Moody’s Investors Service this week stripped the Pontiac School District of its investment-grade rating, dropping its general obligation unlimited-tax rating to Ba2 from Baa1.
The rating agency maintained its negative outlook on the district, warning that it would likely remain under pressure for the next one to two years. Moody’s also cut the district’s general obligation limited-tax rating to Ba3 from Baa2.
The downgrades affect $15.7 million of GO limited-tax debt, which is a first budget obligation.
The school district is located in the troubled city of Pontiac, one of Michigan’s three municipalities under state-mandated emergency management.
Analysts warned that the district will continue to face pressure from revenue declines due to falling taxable value, enrollment, and state aid. Like the rest of the city, the school district relies heavily on General Motors and Chrysler for tax money, exposing it to volatility in the domestic automobile industry. Aggravating the problem is the district’s lack of a permanent finance director, Moody’s said.
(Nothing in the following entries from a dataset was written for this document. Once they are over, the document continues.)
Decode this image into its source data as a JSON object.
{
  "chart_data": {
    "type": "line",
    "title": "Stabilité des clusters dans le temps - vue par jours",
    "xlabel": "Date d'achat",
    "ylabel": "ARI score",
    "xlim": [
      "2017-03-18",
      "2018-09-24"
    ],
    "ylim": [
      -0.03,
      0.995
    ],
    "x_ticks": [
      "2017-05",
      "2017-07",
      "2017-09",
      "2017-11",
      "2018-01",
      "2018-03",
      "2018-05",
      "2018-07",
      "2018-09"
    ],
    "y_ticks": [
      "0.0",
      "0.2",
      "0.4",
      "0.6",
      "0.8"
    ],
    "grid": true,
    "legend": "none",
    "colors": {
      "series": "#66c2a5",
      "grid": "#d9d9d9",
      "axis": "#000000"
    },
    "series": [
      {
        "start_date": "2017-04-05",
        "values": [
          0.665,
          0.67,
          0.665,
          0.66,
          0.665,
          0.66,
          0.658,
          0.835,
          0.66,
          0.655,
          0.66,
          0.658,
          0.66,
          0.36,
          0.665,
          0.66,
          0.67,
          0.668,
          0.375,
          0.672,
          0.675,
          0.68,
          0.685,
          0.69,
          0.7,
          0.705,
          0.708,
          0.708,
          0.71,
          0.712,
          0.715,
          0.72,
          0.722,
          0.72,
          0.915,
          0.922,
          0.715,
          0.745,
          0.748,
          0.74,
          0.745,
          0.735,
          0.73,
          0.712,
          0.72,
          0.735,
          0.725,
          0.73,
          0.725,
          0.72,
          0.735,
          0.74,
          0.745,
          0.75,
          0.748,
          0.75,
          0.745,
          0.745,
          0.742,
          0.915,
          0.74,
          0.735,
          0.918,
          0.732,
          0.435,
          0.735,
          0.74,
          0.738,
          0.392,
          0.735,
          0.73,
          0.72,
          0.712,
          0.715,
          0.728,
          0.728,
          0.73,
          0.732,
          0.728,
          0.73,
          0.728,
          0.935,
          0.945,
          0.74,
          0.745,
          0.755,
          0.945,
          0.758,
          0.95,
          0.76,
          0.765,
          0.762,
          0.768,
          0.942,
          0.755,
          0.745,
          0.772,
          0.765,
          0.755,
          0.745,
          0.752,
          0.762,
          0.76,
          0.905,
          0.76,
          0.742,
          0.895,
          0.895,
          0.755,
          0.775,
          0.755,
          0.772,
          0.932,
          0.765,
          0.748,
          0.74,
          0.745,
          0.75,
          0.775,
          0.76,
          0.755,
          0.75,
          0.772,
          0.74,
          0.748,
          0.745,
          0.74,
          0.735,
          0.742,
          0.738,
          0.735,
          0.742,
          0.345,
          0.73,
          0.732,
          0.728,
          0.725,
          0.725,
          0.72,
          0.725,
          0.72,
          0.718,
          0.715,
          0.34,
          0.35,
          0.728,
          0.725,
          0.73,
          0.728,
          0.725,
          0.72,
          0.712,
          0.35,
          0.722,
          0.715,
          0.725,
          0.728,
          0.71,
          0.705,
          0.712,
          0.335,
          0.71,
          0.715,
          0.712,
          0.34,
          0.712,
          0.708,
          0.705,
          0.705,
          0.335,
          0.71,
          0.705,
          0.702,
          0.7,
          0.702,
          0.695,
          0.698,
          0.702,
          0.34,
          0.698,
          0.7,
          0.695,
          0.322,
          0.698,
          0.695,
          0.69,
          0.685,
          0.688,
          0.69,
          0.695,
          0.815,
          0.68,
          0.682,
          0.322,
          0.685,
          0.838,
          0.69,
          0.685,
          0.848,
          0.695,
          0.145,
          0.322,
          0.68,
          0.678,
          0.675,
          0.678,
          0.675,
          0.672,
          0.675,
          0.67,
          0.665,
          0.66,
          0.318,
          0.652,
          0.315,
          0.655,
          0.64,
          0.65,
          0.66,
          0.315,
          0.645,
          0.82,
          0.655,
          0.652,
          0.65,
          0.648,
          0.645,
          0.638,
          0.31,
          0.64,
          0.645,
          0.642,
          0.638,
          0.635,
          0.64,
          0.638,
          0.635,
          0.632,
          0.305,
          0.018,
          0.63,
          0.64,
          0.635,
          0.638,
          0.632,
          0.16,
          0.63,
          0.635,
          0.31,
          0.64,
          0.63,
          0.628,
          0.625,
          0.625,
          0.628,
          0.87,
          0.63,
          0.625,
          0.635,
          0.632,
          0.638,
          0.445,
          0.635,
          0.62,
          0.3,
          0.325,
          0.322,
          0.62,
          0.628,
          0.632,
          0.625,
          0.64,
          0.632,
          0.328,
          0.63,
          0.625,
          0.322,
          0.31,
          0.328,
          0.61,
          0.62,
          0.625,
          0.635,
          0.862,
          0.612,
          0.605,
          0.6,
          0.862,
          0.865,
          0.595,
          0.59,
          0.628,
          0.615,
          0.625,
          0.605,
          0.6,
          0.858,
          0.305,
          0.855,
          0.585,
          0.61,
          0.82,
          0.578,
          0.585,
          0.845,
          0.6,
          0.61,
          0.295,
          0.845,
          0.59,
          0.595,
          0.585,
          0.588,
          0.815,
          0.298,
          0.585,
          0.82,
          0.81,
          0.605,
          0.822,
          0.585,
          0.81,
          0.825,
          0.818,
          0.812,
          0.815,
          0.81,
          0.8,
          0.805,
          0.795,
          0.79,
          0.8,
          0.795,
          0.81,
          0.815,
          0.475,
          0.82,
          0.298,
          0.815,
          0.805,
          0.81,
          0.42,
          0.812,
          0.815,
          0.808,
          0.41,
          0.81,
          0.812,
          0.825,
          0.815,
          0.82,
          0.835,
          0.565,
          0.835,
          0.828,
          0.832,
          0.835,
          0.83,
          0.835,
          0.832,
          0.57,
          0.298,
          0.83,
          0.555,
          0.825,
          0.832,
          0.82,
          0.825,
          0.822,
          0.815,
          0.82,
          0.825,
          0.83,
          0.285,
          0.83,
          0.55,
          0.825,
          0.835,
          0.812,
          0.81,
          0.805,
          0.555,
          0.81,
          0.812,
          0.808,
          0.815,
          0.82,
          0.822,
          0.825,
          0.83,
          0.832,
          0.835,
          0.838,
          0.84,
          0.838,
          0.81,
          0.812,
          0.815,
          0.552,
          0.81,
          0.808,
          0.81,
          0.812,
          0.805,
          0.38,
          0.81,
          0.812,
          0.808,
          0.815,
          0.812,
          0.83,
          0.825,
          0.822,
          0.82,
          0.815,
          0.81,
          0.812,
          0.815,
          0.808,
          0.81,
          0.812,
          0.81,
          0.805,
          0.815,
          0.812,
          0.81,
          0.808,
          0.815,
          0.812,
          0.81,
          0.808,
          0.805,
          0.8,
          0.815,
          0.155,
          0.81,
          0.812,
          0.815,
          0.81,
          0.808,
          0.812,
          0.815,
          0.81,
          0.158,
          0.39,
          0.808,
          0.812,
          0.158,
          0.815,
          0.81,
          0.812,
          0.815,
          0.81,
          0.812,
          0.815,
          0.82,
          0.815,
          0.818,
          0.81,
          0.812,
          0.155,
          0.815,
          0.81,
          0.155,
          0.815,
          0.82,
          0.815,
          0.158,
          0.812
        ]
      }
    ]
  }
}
Meanwhile, the state Treasurer on Thursday announced that Gov. Rick Snyder has appointed a review team to examine the Highland Park School District, a step toward a potential state takeover under Public Act 4, the state’s emergency management law.
The move comes a few weeks after the Michigan Department of Education conducted a preliminary review of the school district’s finances and found “probable financial stress.”
The preliminary review found several problems, including recurring fund deficits and a general fund deficit that is greater than 15% of general fund revenues.
“One of the overarching goals of Public Act 4 is to identify potential financial problems sooner,” Snyder said in a statement. “The state was able to get earlier, better, and more relevant financial information than what might otherwise have been the case. I’m certain this team will conduct a thorough review as quickly as possible.”
The 10-member review team needs to report its findings within 30 days.